Furthermore, any dust appearing on the output face of the integrator rod will be focused by the projector lens on to the display screen.
It is an object of the present invention to provide an illumination system suitable for illuminating a spatial light modulator wherein the above disadvantages may be avoided, together with an optical component for use in such a system.
It is in some circumstances necessary to use two separate light sources to address a spatial light modulator. EP-A-0704737 discloses an illumination system for a deformable mirror device in which two separate light sources are used to illuminate a digital micromirror device. This enables light of two different colours to be alternately directed to the digital micromirror device.

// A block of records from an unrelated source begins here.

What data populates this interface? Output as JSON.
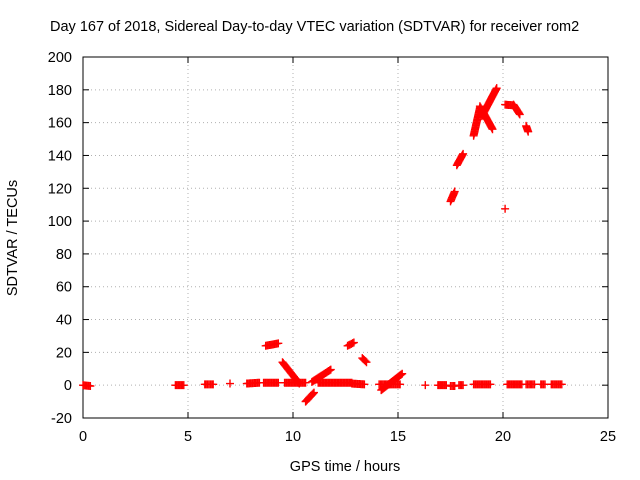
{
  "chart_data": {
    "type": "scatter",
    "title": "Day 167 of 2018, Sidereal Day-to-day VTEC variation (SDTVAR) for receiver rom2",
    "xlabel": "GPS time / hours",
    "ylabel": "SDTVAR / TECUs",
    "xlim": [
      0,
      25
    ],
    "ylim": [
      -20,
      200
    ],
    "xticks": [
      "0",
      "5",
      "10",
      "15",
      "20",
      "25"
    ],
    "yticks": [
      "-20",
      "0",
      "20",
      "40",
      "60",
      "80",
      "100",
      "120",
      "140",
      "160",
      "180",
      "200"
    ],
    "grid": true,
    "marker": "plus",
    "color": "#ff0000",
    "segments": [
      {
        "x0": 0.0,
        "y0": 0.0,
        "x1": 0.35,
        "y1": -0.5,
        "n": 4
      },
      {
        "x0": 4.4,
        "y0": 0.0,
        "x1": 4.8,
        "y1": 0.0,
        "n": 4
      },
      {
        "x0": 5.8,
        "y0": 0.5,
        "x1": 6.2,
        "y1": 0.5,
        "n": 4
      },
      {
        "x0": 7.0,
        "y0": 1.0,
        "x1": 7.0,
        "y1": 1.0,
        "n": 1
      },
      {
        "x0": 7.8,
        "y0": 1.0,
        "x1": 8.4,
        "y1": 1.5,
        "n": 5
      },
      {
        "x0": 8.6,
        "y0": 1.5,
        "x1": 9.3,
        "y1": 1.5,
        "n": 5
      },
      {
        "x0": 8.7,
        "y0": 24.0,
        "x1": 9.3,
        "y1": 25.5,
        "n": 6
      },
      {
        "x0": 9.5,
        "y0": 14.0,
        "x1": 10.3,
        "y1": 1.0,
        "n": 8
      },
      {
        "x0": 9.6,
        "y0": 1.5,
        "x1": 10.6,
        "y1": 1.5,
        "n": 7
      },
      {
        "x0": 10.6,
        "y0": -10.0,
        "x1": 11.0,
        "y1": -4.5,
        "n": 5
      },
      {
        "x0": 10.9,
        "y0": 2.0,
        "x1": 11.8,
        "y1": 9.5,
        "n": 8
      },
      {
        "x0": 11.2,
        "y0": 1.5,
        "x1": 12.8,
        "y1": 1.5,
        "n": 10
      },
      {
        "x0": 12.6,
        "y0": 24.0,
        "x1": 12.9,
        "y1": 26.0,
        "n": 3
      },
      {
        "x0": 12.8,
        "y0": 1.0,
        "x1": 13.4,
        "y1": 0.5,
        "n": 4
      },
      {
        "x0": 13.3,
        "y0": 16.5,
        "x1": 13.5,
        "y1": 14.0,
        "n": 3
      },
      {
        "x0": 14.1,
        "y0": 0.5,
        "x1": 14.6,
        "y1": 0.5,
        "n": 4
      },
      {
        "x0": 14.2,
        "y0": -3.0,
        "x1": 15.2,
        "y1": 7.0,
        "n": 8
      },
      {
        "x0": 14.6,
        "y0": 0.5,
        "x1": 15.1,
        "y1": 0.5,
        "n": 4
      },
      {
        "x0": 16.3,
        "y0": 0.0,
        "x1": 16.3,
        "y1": 0.0,
        "n": 1
      },
      {
        "x0": 16.9,
        "y0": 0.0,
        "x1": 17.3,
        "y1": 0.0,
        "n": 3
      },
      {
        "x0": 17.5,
        "y0": -0.5,
        "x1": 17.7,
        "y1": -0.5,
        "n": 2
      },
      {
        "x0": 17.9,
        "y0": 0.0,
        "x1": 18.1,
        "y1": 0.0,
        "n": 2
      },
      {
        "x0": 18.6,
        "y0": 0.5,
        "x1": 19.4,
        "y1": 0.5,
        "n": 6
      },
      {
        "x0": 17.5,
        "y0": 112.0,
        "x1": 17.7,
        "y1": 118.0,
        "n": 4
      },
      {
        "x0": 17.8,
        "y0": 134.0,
        "x1": 18.1,
        "y1": 141.0,
        "n": 4
      },
      {
        "x0": 18.6,
        "y0": 152.0,
        "x1": 18.9,
        "y1": 169.0,
        "n": 7
      },
      {
        "x0": 18.9,
        "y0": 170.0,
        "x1": 19.5,
        "y1": 156.0,
        "n": 7
      },
      {
        "x0": 19.0,
        "y0": 164.0,
        "x1": 19.7,
        "y1": 181.0,
        "n": 7
      },
      {
        "x0": 20.1,
        "y0": 107.5,
        "x1": 20.1,
        "y1": 107.5,
        "n": 1
      },
      {
        "x0": 20.1,
        "y0": 171.0,
        "x1": 20.5,
        "y1": 170.5,
        "n": 4
      },
      {
        "x0": 20.5,
        "y0": 171.0,
        "x1": 20.8,
        "y1": 165.0,
        "n": 4
      },
      {
        "x0": 21.1,
        "y0": 158.0,
        "x1": 21.2,
        "y1": 154.5,
        "n": 3
      },
      {
        "x0": 20.2,
        "y0": 0.5,
        "x1": 20.9,
        "y1": 0.5,
        "n": 5
      },
      {
        "x0": 21.1,
        "y0": 0.5,
        "x1": 21.5,
        "y1": 0.5,
        "n": 3
      },
      {
        "x0": 21.8,
        "y0": 0.5,
        "x1": 22.0,
        "y1": 0.5,
        "n": 2
      },
      {
        "x0": 22.3,
        "y0": 0.5,
        "x1": 22.8,
        "y1": 0.5,
        "n": 4
      }
    ]
  }
}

However, such an arrangement will suffer the disadvantage that any spatial irregularities in the beam produced by either of the two individual light sources will be projected directly onto the digital micromirror device.
It is a further object of the present invention to provide an illumination system for a spatial light modulator which may include more than one light source.
According to a first aspect of the present invention there is provide an illumination system for a spatial light modulator including a light source, means for imaging an image of the light source onto the input surface of an integrator rod, and a field lens interposed between the imaging means and the input face of the integrator rod, the field lens being effective to focus an image of turbulent light within the light source away from the output face of the integrator rod.
According to a second aspect of the present invention there is provided an illumination system for a spatial light modulator including an integrator rod interposed in the light path between a light source and the spatial light modulator, a protective transmissive layer being positioned at the output surface of the integrator rod.
According to a third aspect of the present invention there is provided an illumination system for a spatial light modulator including at least two light sources, an integrator rod, and means in respect of each light source effective to couple light from the respective light source into the integrator rod.
According to a fourth aspect of the present invention there is provided an illumination system for a spatial light modulator wherein at least one of the optical components is formed with a diffractive surface effective to cause light within unwanted wavelength bands to be removed from the light incident on the spatial light modulator.
According to a fifth aspect of the present invention there is provided a projection device for use in a projection system including an illumination system in accordance with any one or any combination of the first four aspects of the invention.
According to a sixth aspect of the present invention there is provided an optical component including an integrator rod modified for use in an illumination system in accordance with any one or any combination of the first four aspects of the invention.